Leadership is an important element for the success of the patient safety program and can not be transferred. Only senior leaders are able to effectively guide the activities of their healthcare organizations to develop the culture and commitment necessary to cope with possible malpractice and systemic causes of patient injury . For the purposes of this article, senior leaders are defined as CEO and senior managers, senior clinical leaders, and officials reporting to them. The unique role of leadership is to build value systems within the organization and set strategic goals of activities to execute, coordinate efforts within the organization to achieve these goals, create effective systems, It is to provide resources for dissemination and sustainability. Improved barriers; and compliance with known practices to promote patient safety are required. If leaders begin to change responses to mistakes and failures and ask what happened instead of making mistakes, the culture in the medical facility will also begin to change.
There are wide-ranging ideas that medical institutions have serious medical errors or dangers, but many leaders believe that "this is unlikely to happen here." Organizational leaders are encouraged to look for stories about patient injuries.
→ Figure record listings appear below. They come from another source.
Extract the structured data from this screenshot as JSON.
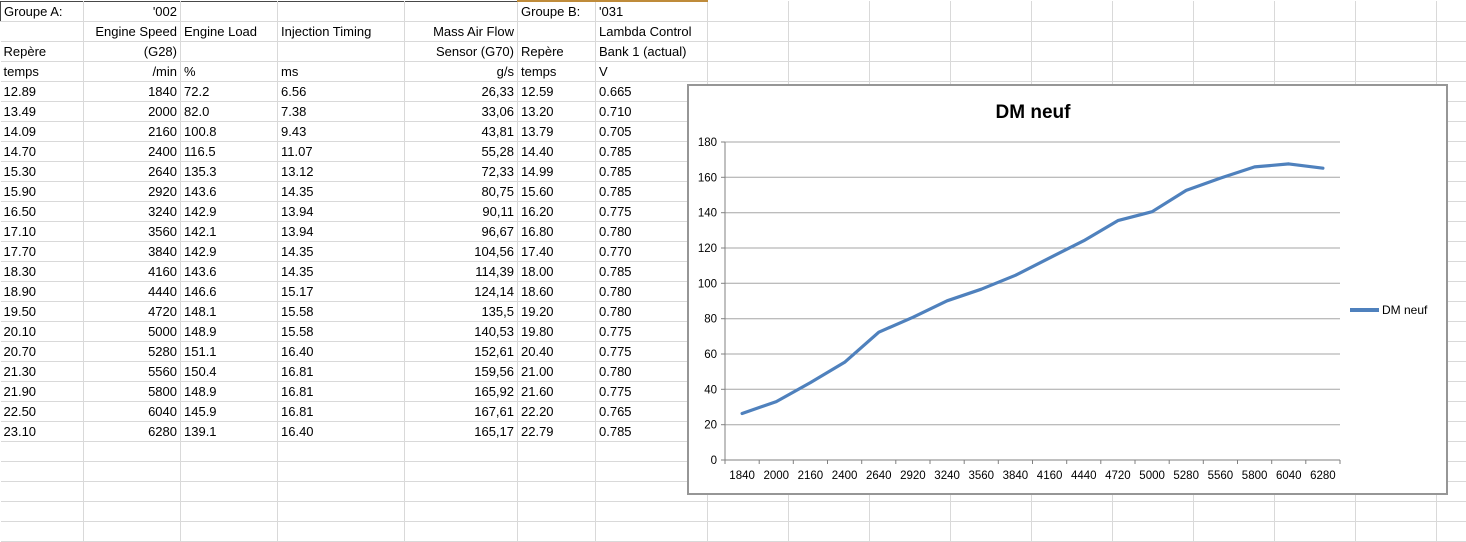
{
  "sheet": {
    "group_a_label": "Groupe A:",
    "group_a_value": "'002",
    "group_b_label": "Groupe B:",
    "group_b_value": "'031",
    "header_rows": [
      [
        "Groupe A:",
        "'002",
        "",
        "",
        "",
        "Groupe B:",
        "'031"
      ],
      [
        "",
        "Engine Speed",
        "Engine Load",
        "Injection Timing",
        "Mass Air Flow",
        "",
        "Lambda Control"
      ],
      [
        "Repère",
        "(G28)",
        "",
        "",
        "Sensor (G70)",
        "Repère",
        "Bank 1 (actual)"
      ],
      [
        "temps",
        "/min",
        "%",
        "ms",
        "g/s",
        "temps",
        "V"
      ]
    ],
    "column_names": [
      "repere-temps-a",
      "engine-speed",
      "engine-load",
      "injection-timing",
      "mass-air-flow",
      "repere-temps-b",
      "lambda-control"
    ],
    "column_aligns": [
      "left",
      "right",
      "left",
      "left",
      "right",
      "left",
      "left"
    ],
    "rows": [
      [
        "12.89",
        "1840",
        "72.2",
        "6.56",
        "26,33",
        "12.59",
        "0.665"
      ],
      [
        "13.49",
        "2000",
        "82.0",
        "7.38",
        "33,06",
        "13.20",
        "0.710"
      ],
      [
        "14.09",
        "2160",
        "100.8",
        "9.43",
        "43,81",
        "13.79",
        "0.705"
      ],
      [
        "14.70",
        "2400",
        "116.5",
        "11.07",
        "55,28",
        "14.40",
        "0.785"
      ],
      [
        "15.30",
        "2640",
        "135.3",
        "13.12",
        "72,33",
        "14.99",
        "0.785"
      ],
      [
        "15.90",
        "2920",
        "143.6",
        "14.35",
        "80,75",
        "15.60",
        "0.785"
      ],
      [
        "16.50",
        "3240",
        "142.9",
        "13.94",
        "90,11",
        "16.20",
        "0.775"
      ],
      [
        "17.10",
        "3560",
        "142.1",
        "13.94",
        "96,67",
        "16.80",
        "0.780"
      ],
      [
        "17.70",
        "3840",
        "142.9",
        "14.35",
        "104,56",
        "17.40",
        "0.770"
      ],
      [
        "18.30",
        "4160",
        "143.6",
        "14.35",
        "114,39",
        "18.00",
        "0.785"
      ],
      [
        "18.90",
        "4440",
        "146.6",
        "15.17",
        "124,14",
        "18.60",
        "0.780"
      ],
      [
        "19.50",
        "4720",
        "148.1",
        "15.58",
        "135,5",
        "19.20",
        "0.780"
      ],
      [
        "20.10",
        "5000",
        "148.9",
        "15.58",
        "140,53",
        "19.80",
        "0.775"
      ],
      [
        "20.70",
        "5280",
        "151.1",
        "16.40",
        "152,61",
        "20.40",
        "0.775"
      ],
      [
        "21.30",
        "5560",
        "150.4",
        "16.81",
        "159,56",
        "21.00",
        "0.780"
      ],
      [
        "21.90",
        "5800",
        "148.9",
        "16.81",
        "165,92",
        "21.60",
        "0.775"
      ],
      [
        "22.50",
        "6040",
        "145.9",
        "16.81",
        "167,61",
        "22.20",
        "0.765"
      ],
      [
        "23.10",
        "6280",
        "139.1",
        "16.40",
        "165,17",
        "22.79",
        "0.785"
      ]
    ]
  },
  "chart_data": {
    "type": "line",
    "title": "DM neuf",
    "categories": [
      1840,
      2000,
      2160,
      2400,
      2640,
      2920,
      3240,
      3560,
      3840,
      4160,
      4440,
      4720,
      5000,
      5280,
      5560,
      5800,
      6040,
      6280
    ],
    "series": [
      {
        "name": "DM neuf",
        "values": [
          26.33,
          33.06,
          43.81,
          55.28,
          72.33,
          80.75,
          90.11,
          96.67,
          104.56,
          114.39,
          124.14,
          135.5,
          140.53,
          152.61,
          159.56,
          165.92,
          167.61,
          165.17
        ]
      }
    ],
    "xlabel": "",
    "ylabel": "",
    "ylim": [
      0,
      180
    ],
    "ytick_step": 20,
    "grid": true,
    "legend_position": "right",
    "line_color": "#4F81BD"
  },
  "colors": {
    "grid_line": "#d9d9d9",
    "header_border": "#474747",
    "accent_border": "#bf8b3a",
    "chart_border": "#969696",
    "chart_gridline": "#a6a6a6",
    "chart_axis": "#808080",
    "series_line": "#4F81BD"
  }
}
It is already happening in your own organization to understand how the damage occurred and use these stories to promote improvements. This is a patient's story: 2
Nurses' strong leadership is necessary for workplace culture that emphasizes patient safety. This will alert and support the decision making process on patient outcomes by employees. Giving power to nurses with the resources needed in the workplace means to provide patients with all opportunities to improve and develop. When a nurse is working on the bedside of a patient, its communication and care is important to the patient's response to the treatment process. As a leader in healthcare management, the nurse can use her patient experience in her field to determine the best way to delegate resources, and the patient can do everything to ensure that the patient gets good results will do so.
Leadership is the key to creating a patient safety culture and effective leadership is an essential prerequisite for maintaining a patient safety culture. Leaders can change culture and change them through their language and behavior by influencing others to see the reality (Carillo, 2010). Without the commitment of leadership of the board of directors, senior leaders, doctors, nursing leaders and "anxiety of the present" (concept introduced in 1992 by Schein), we can not sustain improvements in the organization's performance and security. In short, there is no sustainable security culture. Ginsburg, Chuang, Berta et al. (2010) emphasizes that we believe that formal leadership and informal leadership are both necessary to form and maintain an organization's safety culture. Likewise, leadership is important not only for security but also for organizational improvement.